VietJet Air, Vietnam’s low-cost carrier (LCC), will start descending to Bangkok in early 2013 to break the monopoly on budget air travel between Thailand and Vietnam enjoyed by Thai AirAsia (TAA).
The airline, the first privately owned carrier in the socialist state, is scheduled to begin a daily flight between Bangkok and Ho Chi Minh City, its first international route, on Feb 10.
Plans are afoot for the introduction of a Bangkok-Hanoi route, also on a daily basis, in May 2013 as VietJet gears up its international expansion with a fleet of brand-new A320 narrow-body jets with 180 seats.
The airline, which caused a stir earlier this year by staging an in-flight bikini show on its inaugural flight to the tourist hub of Nha Trang, will not only compete with TAA, which has dominated budget air travel between Thailand and Vietnam for more than five years.
It will also compete with several full-service airlines such as Thai Airways International and Bangkok Airways.
TAA, part of Asia’s largest LCC group, has been operating Bangkok-Hanoi since 2005 and Bangkok-Ho Chi Minh City since 2007.
TAA is also deploying a similar type of aircraft as VietJet: A320s configured with 180 seats in a single class.
Traffic demand, particularly for Bangkok-Ho Chi Minh City, is rising, and TAA last month ramped up flight frequency to three a day instead of two, though it still maintains once-a-day service for Bangkok-Hanoi, according to TAA executives.
Thanapol Cheewarattanapon, managing director of QE Tour, the Bangkok-based travel agent recently appointed general sales agent for VietJet in Thailand, said yesterday that the extensive network and frequent flights within Vietnam has offered an edge for the airline against international competitors.

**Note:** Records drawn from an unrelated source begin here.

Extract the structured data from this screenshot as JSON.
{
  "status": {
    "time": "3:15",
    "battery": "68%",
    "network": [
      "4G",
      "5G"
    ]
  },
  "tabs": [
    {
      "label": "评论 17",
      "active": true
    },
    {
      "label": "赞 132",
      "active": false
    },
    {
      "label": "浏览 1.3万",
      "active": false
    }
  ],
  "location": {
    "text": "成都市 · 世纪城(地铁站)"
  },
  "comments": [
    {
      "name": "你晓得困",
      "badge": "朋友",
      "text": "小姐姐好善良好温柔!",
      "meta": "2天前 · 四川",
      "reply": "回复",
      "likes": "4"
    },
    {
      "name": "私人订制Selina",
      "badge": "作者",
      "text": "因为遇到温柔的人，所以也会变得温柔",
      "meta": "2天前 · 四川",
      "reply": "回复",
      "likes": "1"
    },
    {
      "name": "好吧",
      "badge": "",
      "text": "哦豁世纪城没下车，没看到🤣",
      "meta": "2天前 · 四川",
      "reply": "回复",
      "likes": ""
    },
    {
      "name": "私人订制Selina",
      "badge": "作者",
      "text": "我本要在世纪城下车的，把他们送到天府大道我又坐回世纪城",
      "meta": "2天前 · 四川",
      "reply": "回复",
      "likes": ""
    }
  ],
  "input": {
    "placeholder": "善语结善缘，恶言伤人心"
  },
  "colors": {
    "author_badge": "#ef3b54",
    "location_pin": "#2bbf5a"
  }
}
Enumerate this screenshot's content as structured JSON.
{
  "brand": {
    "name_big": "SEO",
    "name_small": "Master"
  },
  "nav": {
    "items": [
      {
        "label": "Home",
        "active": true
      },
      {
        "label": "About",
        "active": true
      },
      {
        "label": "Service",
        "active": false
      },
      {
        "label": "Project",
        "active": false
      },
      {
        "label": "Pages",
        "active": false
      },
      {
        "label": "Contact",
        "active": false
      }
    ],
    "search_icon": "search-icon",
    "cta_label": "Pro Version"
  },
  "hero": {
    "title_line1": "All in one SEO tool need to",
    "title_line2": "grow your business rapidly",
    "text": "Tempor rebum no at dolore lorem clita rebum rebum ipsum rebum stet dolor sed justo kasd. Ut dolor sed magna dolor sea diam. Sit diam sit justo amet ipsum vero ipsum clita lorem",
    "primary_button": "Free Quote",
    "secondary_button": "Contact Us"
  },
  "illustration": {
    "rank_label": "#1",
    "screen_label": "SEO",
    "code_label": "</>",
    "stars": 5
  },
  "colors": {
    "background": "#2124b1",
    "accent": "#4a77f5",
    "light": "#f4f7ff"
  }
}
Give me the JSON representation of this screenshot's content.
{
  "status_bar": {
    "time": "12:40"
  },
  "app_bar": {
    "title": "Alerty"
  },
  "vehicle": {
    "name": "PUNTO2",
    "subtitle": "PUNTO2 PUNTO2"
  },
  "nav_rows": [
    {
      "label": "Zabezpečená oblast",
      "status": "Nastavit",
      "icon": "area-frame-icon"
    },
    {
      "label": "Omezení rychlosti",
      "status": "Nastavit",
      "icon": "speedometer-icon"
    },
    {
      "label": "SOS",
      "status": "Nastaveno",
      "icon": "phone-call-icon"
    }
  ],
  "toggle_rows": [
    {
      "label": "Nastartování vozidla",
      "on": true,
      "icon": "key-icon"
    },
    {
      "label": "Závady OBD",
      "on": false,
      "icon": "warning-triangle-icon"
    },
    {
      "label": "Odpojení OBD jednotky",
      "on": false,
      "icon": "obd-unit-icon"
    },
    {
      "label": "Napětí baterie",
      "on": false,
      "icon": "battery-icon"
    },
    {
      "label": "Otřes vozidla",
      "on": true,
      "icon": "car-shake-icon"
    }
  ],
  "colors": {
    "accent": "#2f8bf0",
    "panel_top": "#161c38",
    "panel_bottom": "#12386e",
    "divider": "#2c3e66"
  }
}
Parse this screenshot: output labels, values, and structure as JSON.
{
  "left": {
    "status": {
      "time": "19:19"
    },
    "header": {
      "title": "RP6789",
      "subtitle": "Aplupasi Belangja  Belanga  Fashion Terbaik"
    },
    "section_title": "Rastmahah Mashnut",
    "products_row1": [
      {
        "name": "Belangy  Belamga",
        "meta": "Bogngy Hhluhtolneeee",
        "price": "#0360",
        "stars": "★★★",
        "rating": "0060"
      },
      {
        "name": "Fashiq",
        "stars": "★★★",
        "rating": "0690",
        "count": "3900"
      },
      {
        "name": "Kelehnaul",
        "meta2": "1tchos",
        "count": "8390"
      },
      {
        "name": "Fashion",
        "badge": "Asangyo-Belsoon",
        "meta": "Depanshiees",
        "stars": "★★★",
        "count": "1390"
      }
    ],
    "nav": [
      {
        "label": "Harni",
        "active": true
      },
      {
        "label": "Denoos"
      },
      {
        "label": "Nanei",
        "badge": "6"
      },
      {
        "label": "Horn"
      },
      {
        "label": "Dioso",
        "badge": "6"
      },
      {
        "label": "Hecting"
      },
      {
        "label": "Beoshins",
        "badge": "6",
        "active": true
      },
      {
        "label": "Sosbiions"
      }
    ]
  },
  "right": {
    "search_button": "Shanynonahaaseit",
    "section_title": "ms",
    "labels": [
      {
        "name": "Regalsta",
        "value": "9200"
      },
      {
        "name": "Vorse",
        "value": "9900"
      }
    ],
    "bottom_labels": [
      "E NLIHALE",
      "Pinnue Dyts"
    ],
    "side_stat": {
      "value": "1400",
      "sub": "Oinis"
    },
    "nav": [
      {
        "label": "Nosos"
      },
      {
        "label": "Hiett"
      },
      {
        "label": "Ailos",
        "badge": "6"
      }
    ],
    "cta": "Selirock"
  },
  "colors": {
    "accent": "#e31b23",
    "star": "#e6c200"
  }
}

VietJet now has nine domestic routes on a network that connects Ho Chi Minh City, Hanoi, Nha Trang, Danang, Vinh and Hai Phong, Hue, Da Lat and Phu Quoc. More international routes linking Vietnam’s two largest cities _ Ho Chi Minh City and Hanoi _ with major Asian destinations are planned for next year.
Mr Thanapol told the Bangkok Post that the emergence of the Asean Economic Community (AEC) in 2016 would spur air traffic demand between Thailand and Vietnam and the rest of Southeast Asian, creating opportunities for VietJet.
TAA chief executive Tassapon Bijleveld yesterday welcomed the entry of VietJet.
“Competition is very normal in a free market; it’s not something new for us,” he said. “Our focus is to continue offering low-cost and affordable fares while expanding our connectivity with new routes.”
Malaysia-based AirAsia Bhd announced in February 2010 that it planned to purchase a 30% stake in VietJet through a joint venture agreement. The carrier later rescinded its plans, citing a failure to obtain Vietnamese regulatory approvals.
To support its sale drive in Thailand, VietJet has launched a Thai-language website, http://www.vietjetair.com/Sites/Web/th-TH/Home, in addition to websites in English and Vietnamese.
The airline will also offer 3,000 seats with a promotional one-way Bangkok-Ho Chi Minh City fare of 99 baht, barring extras like taxes and airport fees, at its website on Dec 20, for travel between Feb 10 and Dec 31 in 2013.